Das bloße Lesen der Schriften, dass es ohne Guru kein Wissen gibt, genügt nicht, um Ehrfurcht vor dem Guru zu erzeugen. Man mag Buddha aufsuchen, seine friedvolle Aura spüren und sich nach demselben Frieden sehnen. Doch solange man nicht, wie Buddha sechs Jahre lang, tiefe Unruhe und Schmerz durchlebt hat, kann man diesen Frieden nicht erlangen. Intensive, erdrückende Unruhe wird zum Tor zum göttlichen Frieden. Solange diese innere Erstickung nicht erfahren wurde, kann selbst ein Guru keine Transformation in einem bewirken.
Das Bedürfnis nach aufrichtiger Sehnsucht
Die Welt ist vergänglich wie Blasen im Wasser. Sie hat keine Essenz. Erkennt der Suchende dies, richtet sich sein Blick auf die ewige Wahrheit, eine tiefe Sehnsucht erwacht in ihm, und die Suche nach Befreiung beginnt. Begegnet er einem Meister, erkennt er ihn. Er unterwirft sich ihm zu Füßen und folgt fortan bedingungslos seinen Geboten.

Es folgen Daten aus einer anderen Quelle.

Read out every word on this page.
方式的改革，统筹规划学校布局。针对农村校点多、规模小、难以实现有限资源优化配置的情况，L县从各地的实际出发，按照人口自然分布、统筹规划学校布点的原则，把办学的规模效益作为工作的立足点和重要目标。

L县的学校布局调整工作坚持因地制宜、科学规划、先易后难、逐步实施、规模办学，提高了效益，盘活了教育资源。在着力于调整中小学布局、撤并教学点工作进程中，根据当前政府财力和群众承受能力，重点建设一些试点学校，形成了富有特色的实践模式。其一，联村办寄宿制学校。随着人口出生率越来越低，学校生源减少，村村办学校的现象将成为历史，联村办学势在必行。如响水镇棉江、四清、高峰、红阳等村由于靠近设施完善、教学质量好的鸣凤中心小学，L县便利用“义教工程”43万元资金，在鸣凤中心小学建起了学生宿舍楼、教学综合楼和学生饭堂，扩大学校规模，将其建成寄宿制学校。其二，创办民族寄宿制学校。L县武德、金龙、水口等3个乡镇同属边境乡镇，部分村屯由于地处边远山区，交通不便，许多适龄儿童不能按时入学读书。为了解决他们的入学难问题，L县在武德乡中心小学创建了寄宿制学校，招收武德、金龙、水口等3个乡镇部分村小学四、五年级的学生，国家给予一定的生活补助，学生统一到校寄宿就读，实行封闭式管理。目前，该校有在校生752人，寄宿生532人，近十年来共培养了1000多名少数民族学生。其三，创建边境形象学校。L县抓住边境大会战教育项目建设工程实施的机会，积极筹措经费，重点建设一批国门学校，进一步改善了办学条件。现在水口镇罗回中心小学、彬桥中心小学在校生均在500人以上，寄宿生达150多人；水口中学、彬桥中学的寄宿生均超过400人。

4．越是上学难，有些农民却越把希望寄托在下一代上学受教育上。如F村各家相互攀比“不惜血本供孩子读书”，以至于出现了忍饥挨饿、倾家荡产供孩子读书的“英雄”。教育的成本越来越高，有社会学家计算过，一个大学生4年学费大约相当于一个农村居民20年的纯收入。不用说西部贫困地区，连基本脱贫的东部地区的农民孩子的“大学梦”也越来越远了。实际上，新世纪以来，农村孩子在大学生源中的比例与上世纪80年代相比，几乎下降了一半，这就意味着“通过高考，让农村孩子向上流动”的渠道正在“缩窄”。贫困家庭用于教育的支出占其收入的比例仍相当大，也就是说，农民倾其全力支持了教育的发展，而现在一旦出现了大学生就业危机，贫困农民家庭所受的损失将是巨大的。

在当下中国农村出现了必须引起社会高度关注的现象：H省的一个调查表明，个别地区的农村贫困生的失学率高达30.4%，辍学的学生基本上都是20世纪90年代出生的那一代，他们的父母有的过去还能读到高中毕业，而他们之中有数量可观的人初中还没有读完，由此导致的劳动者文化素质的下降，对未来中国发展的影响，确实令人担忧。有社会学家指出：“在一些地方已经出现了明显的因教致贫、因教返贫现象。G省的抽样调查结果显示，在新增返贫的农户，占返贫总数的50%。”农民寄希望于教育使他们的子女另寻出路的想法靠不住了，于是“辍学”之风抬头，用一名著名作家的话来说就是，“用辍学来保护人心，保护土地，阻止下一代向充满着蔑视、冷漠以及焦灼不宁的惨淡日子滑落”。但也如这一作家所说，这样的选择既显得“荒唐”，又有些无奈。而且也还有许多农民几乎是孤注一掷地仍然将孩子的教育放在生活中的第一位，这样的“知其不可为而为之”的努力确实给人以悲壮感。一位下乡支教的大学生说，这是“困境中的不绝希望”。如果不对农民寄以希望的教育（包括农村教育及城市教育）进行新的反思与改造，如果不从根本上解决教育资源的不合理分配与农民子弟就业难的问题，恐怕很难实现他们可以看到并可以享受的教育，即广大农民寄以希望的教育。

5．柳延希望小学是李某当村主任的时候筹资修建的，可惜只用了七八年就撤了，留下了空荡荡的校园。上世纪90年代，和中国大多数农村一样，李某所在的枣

Um den Geboten des Gurus zweifelsfrei zu folgen, muss man zunächst selbst keinen Zweifel am Guru haben. Dazu sollte man zuerst seinen Ernst im Streben nach Freiheit prüfen. Will man wirklich frei werden? Ist man sich dessen absolut sicher? Nur dann wird man auch Zweifel am Guru, seinen Geboten und deren Umsetzung haben. Fehlt dieses Streben, sucht man den Guru in seiner Vorstellung und erlangt niemals Zweifel. Der Suchende muss sich auf den inneren Zustand des Gurus, seine Gebote und nicht auf sein Äußeres verlassen. Wer aber nicht ernsthaft ist, sucht nur nach den äußeren Merkmalen eines Gurus und nicht nach seinen inneren Tugenden. Das äußere Leben jedes Gurus ist von seinem individuellen Schicksal bestimmt. Daher ist der innere Zustand jedes Gurus zwar gleich, äußere Unterschiede sind jedoch unvermeidlich. Sein Unglück besteht darin, dass ihm weder Gurus aus der Vergangenheit helfen können, noch der gegenwärtige Guru in sein egoistisches Denken passt.
Steigere den Durst
Wer sich aufrichtig sehnt, folgt zweifellos dem Wort des Gurus in Wort und Tat, erreicht sein spirituelles Ziel und überwindet all seine trügerischen Neigungen. Deshalb verstärke deine Sehnsucht, lass sie innig werden. Ohne dies wirst du, selbst wenn du dich in einem Tempel befindest, der Welt nicht den Rücken gekehrt haben. Dein Herz wird in der Welt sein und dein Körper im Tempel! Du wirst mit denselben weltlichen Wünschen zum Guru gehen.
Prüfe deine Ernsthaftigkeit im Streben nach Selbsterkenntnis. Ist dein Streben aufrichtig, wirst du den Meister erkennen. Wenn du hungrig durch eine Straße gehst, nimmst du nur Essensstände und Restaurants wahr, nicht aber Juwelier- und Bekleidungsgeschäfte. Ein Durstiger findet selbst in der Wüste Wasser. Genauso wird der Suchende seinen Guru erkennen.